I’ll throw out one more trite saying: now that I have kids, I can’t even vaguely conceive of life without them. And I’m not just being sentimental, because it’s hard to have kids and many times they are just not fun. My son and I had a meltdown last night when I punished him (no bedtime book) for calling me a name shortly before bedtime. I was mad, he was mad. It wasn’t fun, and I didn’t feel the joy of parenthood at that moment. As I write this I had to jump up from the computer and put my daughter back to sleep after she cried – for no apparent reason. But I still feel an overwhelming sense of closeness to my children that’s impossible to dismiss. I’ve felt endless hours of tiredness, boredom, irritation, and so on, but those hours have been tempered by moments and flashes of pure joy – first words, hugs without reservation and the usual glowing types of experiences parents tout. They’ve been cut with many hours of cute songs, fun play, interesting outings and charming displays.
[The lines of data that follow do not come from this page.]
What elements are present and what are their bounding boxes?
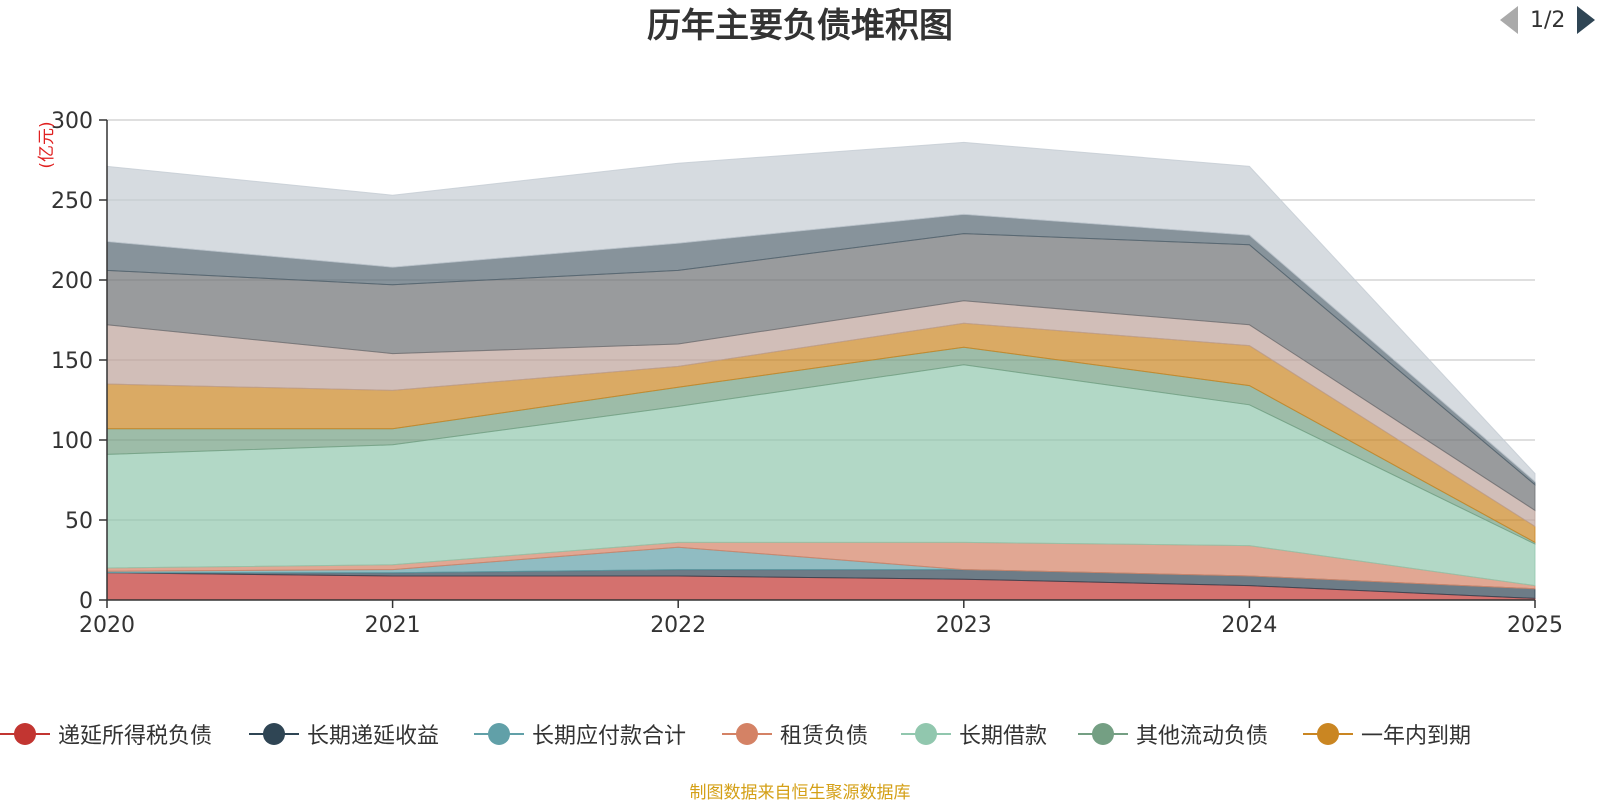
- legend-label: 一年内到期: [1361, 724, 1472, 749]
- legend-marker-icon: [1303, 721, 1353, 747]
- legend-marker-icon: [0, 721, 50, 747]
- legend-label: 租赁负债: [780, 724, 869, 749]
- legend-prev-page-button[interactable]: [1500, 6, 1518, 34]
- legend-label: 其他流动负债: [1136, 724, 1269, 749]
- legend-marker-icon: [249, 721, 299, 747]
- legend: 递延所得税负债 长期递延收益 长期应付款合计 租赁负债 长期借款 其他流动负债 一年内到期: [0, 714, 1600, 754]
- area-series-11: [106, 141, 1536, 483]
- data-source-note: 制图数据来自恒生聚源数据库: [689, 783, 911, 803]
- legend-marker-icon: [1078, 721, 1128, 747]
- legend-item[interactable]: 递延所得税负债: [0, 714, 212, 754]
- axis-layer: 0 50 100 150 200 250 300 2020 2021 2022 2023 2024 20…: [51, 109, 1563, 638]
- legend-item[interactable]: 一年内到期: [1303, 714, 1471, 754]
- x-tick-label: 2023: [936, 613, 992, 638]
- legend-marker-icon: [722, 721, 772, 747]
- x-tick-label: 2024: [1221, 613, 1277, 638]
- y-tick-label: 300: [51, 109, 93, 134]
- legend-next-page-button[interactable]: [1577, 6, 1596, 34]
- legend-page-indicator: 1/2: [1530, 7, 1566, 33]
- legend-marker-icon: [901, 721, 951, 747]
- legend-item[interactable]: 租赁负债: [722, 714, 868, 754]
- legend-label: 递延所得税负债: [58, 724, 213, 749]
- legend-item[interactable]: 长期递延收益: [249, 714, 439, 754]
- x-tick-label: 2025: [1507, 613, 1563, 638]
- legend-label: 长期应付款合计: [532, 724, 687, 749]
- legend-item[interactable]: 长期借款: [901, 714, 1047, 754]
- x-tick-label: 2020: [79, 613, 135, 638]
- y-tick-label: 50: [65, 509, 93, 534]
- y-tick-label: 100: [51, 429, 93, 454]
- area-layer: [106, 141, 1536, 601]
- y-tick-label: 250: [51, 189, 93, 214]
- stacked-area-chart: 0 50 100 150 200 250 300 2020 2021 2022 2023 2024 20…: [37, 109, 1563, 638]
- legend-label: 长期借款: [959, 724, 1048, 749]
- legend-label: 长期递延收益: [307, 724, 440, 749]
- y-tick-label: 150: [51, 349, 93, 374]
- chart-title: 历年主要负债堆积图: [647, 6, 953, 46]
- legend-item[interactable]: 其他流动负债: [1078, 714, 1268, 754]
- legend-marker-icon: [474, 721, 524, 747]
- y-axis-unit-label: (亿元): [37, 121, 57, 168]
- x-tick-label: 2022: [650, 613, 706, 638]
- y-tick-label: 0: [79, 589, 93, 614]
- x-tick-label: 2021: [365, 613, 421, 638]
- y-tick-label: 200: [51, 269, 93, 294]
- legend-item[interactable]: 长期应付款合计: [474, 714, 686, 754]
- legend-pager: 1/2: [1500, 0, 1596, 40]
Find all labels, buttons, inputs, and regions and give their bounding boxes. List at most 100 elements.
I love my kids. But does that mean everyone needs children? No. No more than my love of warm weather means everyone should move to a temperate climate. Choices are made about one’s life, and although we tend to make children a central life choice, it’s not the only choice and in many senses may be only one of many. Where to live, what work to choose, who to associate with as friends, religion, diet, money – these are all important, too. You can live a full life with children, but you can live a full life without – just as you can live a desperate life with children, or without.

What you shouldn’t do is judge other people’s choices. There’s an old saying that has always seemed to me to be the epitome of reasonableness and nightmarish lack of concern for other people: “the world needs ditchdiggers, too.” That’s harsh, but you know what?  It’s true. Well, in the same sense, not everyone NEEDS to have kids. Some because they shouldn’t, and – let’s face it – some people don’t want them, even if they’d make great parents. It’s a shocking thing to say, I think, coming from a parent; but it’s true. So parents – treasure your kids. People who aren’t parents – and don’t want to be – will be just fine the way they are.